Der Begriff mikrobielles Wachstum bezieht sich auf das Wachstum der Apopulation (oder eine Zunahme der Anzahl von Zellen), nicht auf eine Zunahme der Größe derindividuelle Zelle. Zellteilung führt zumwachstum von Zellen in der Bevölkerung.

Zwei Arten von AsexualReproduktion in Mikroben:

1.) Binäre Spaltung-Bakterielle Reproduktion tritt aufdurch Spaltung, eine primitive Form der Zellteilung, die keinen Spindelfaserapparatus verwendet., Die Bakterienzelle verdoppelt sich inGröße und repliziert ihr Chromosom. Nach der DNA-Replikation heften sich die beiden Chromosomen an getrennte Stellen auf der Plasmamembran undDie Zellwand wird zwischen ihnen gelegt und produziert zwei Tochterzellen.

2.) Knospen-Einige Bakterien und einige Eukaryoten(einschließlich Hefen) können sich auch durch Knospen replizieren und ein blasenartiges Wachstum bilden,das sich vergrößert und von der Elternzelle trennt.

I. Mikrobielle Wachstum

A., Phasen der wachstumsamikrobiellen Laborkultur durchlaufen typischerweise 4 verschiedene, sequentielle Wachstumsphasen, die die standardmäßige Bakterienwachstumskurve bilden: (Nicht alle Wachstumsphasen treten in allen Kulturen auf). Siehe Grafik; beable zu zeichnen & label.

1. LagPhase – In der Lagphase nimmt die Anzahl der Zellen nicht zu. Es kommt jedoch zu einer erheblichen Stoffwechselaktivität, wenn sich die Zellen auf das Wachstum vorbereiten., (Diese Phase tritt möglicherweise nicht auf, wenn sich die Zellen, die zum Impfen einer neuen Kultur verwendet werden, in der Protokollphase befinden & vorausgesetzt, die Bedingungen sind die gleichen).

2. LogPhase (logarithmische oder exponentielle Phase) – Zellzahlen nehmen exponentiell zu; während Jedergenerationszeit steigt die Anzahl der Zellen in der Population um den Faktor zwei). Die Anzahl der Mikroben in einer exponentiellerhöhenden Population nimmt zuerst langsam, dann extrem schnell zu., Organismen in einer Tube Kulturmedium können nur für eine begrenzte Zeit ihr Wachstum aufrechterhalten, da Nährstoffe verbraucht werden,sich Stoffwechselabfälle ansammeln, Mikroobes unter Sauerstoffmangel leiden.
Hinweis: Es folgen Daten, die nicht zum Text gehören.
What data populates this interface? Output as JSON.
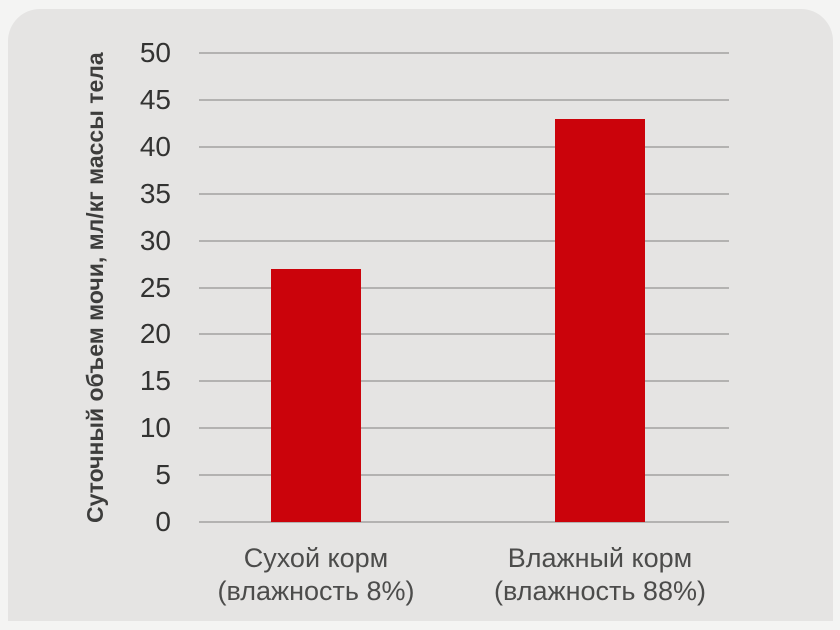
{
  "page": {
    "outer_background": "#f4f4f3",
    "panel_background": "#e5e4e3"
  },
  "chart_data": {
    "type": "bar",
    "title": "",
    "xlabel": "",
    "ylabel": "Суточный объем мочи, мл/кг массы тела",
    "categories": [
      "Сухой корм\n(влажность 8%)",
      "Влажный корм\n(влажность 88%)"
    ],
    "values": [
      27,
      43
    ],
    "ylim": [
      0,
      50
    ],
    "yticks": [
      0,
      5,
      10,
      15,
      20,
      25,
      30,
      35,
      40,
      45,
      50
    ],
    "grid": true,
    "legend": "none",
    "bar_color": "#cb030b",
    "grid_color": "#b3b2b1",
    "tick_color": "#333332",
    "category_label_color": "#4c4c4b"
  }
}
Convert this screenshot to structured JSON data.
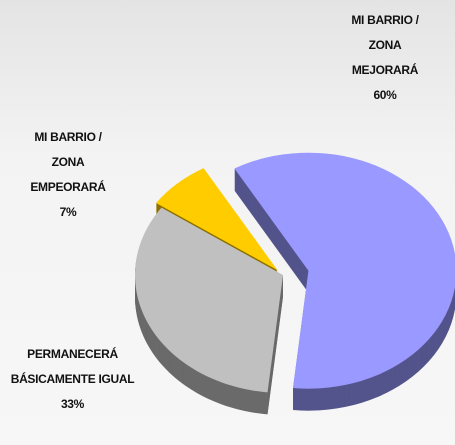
{
  "chart_data": {
    "type": "pie",
    "categories": [
      "MI BARRIO / ZONA MEJORARÁ",
      "PERMANECERÁ BÁSICAMENTE IGUAL",
      "MI BARRIO / ZONA EMPEORARÁ"
    ],
    "values": [
      60,
      33,
      7
    ],
    "value_labels": [
      "60%",
      "33%",
      "7%"
    ],
    "colors": [
      "#9999ff",
      "#c0c0c0",
      "#ffcc00"
    ]
  }
}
3. Stationäre Phase-Die Anzahl der Zellen nimmt nicht zu, aber Veränderungen in den Zellen treten auf: Zellen werden kleinerund synthetisieren Komponenten, um ihnen zu helfen, längere Perioden ohne Wachstum zu überleben (einige können sogar Endosporen produzieren); Das Signal, in diese Phase einzutreten, kann mit Überfüllung(Anhäufung von metabolischen Nebenprodukten, Erschöpfung von Nährstoffen usw.) zu tun haben.).

4., DeathPhase-In dieser Phase beginnen Zellen auszusterben. Der Tod tritt exponentiell auf, aber mit einer niedrigen Rate. Der Tod tritt auf, weil Zellen die intrazellulären ATP-Reserven aufgebraucht haben. Nicht alle Zellen sterben notwendigerweise während dieser Phase!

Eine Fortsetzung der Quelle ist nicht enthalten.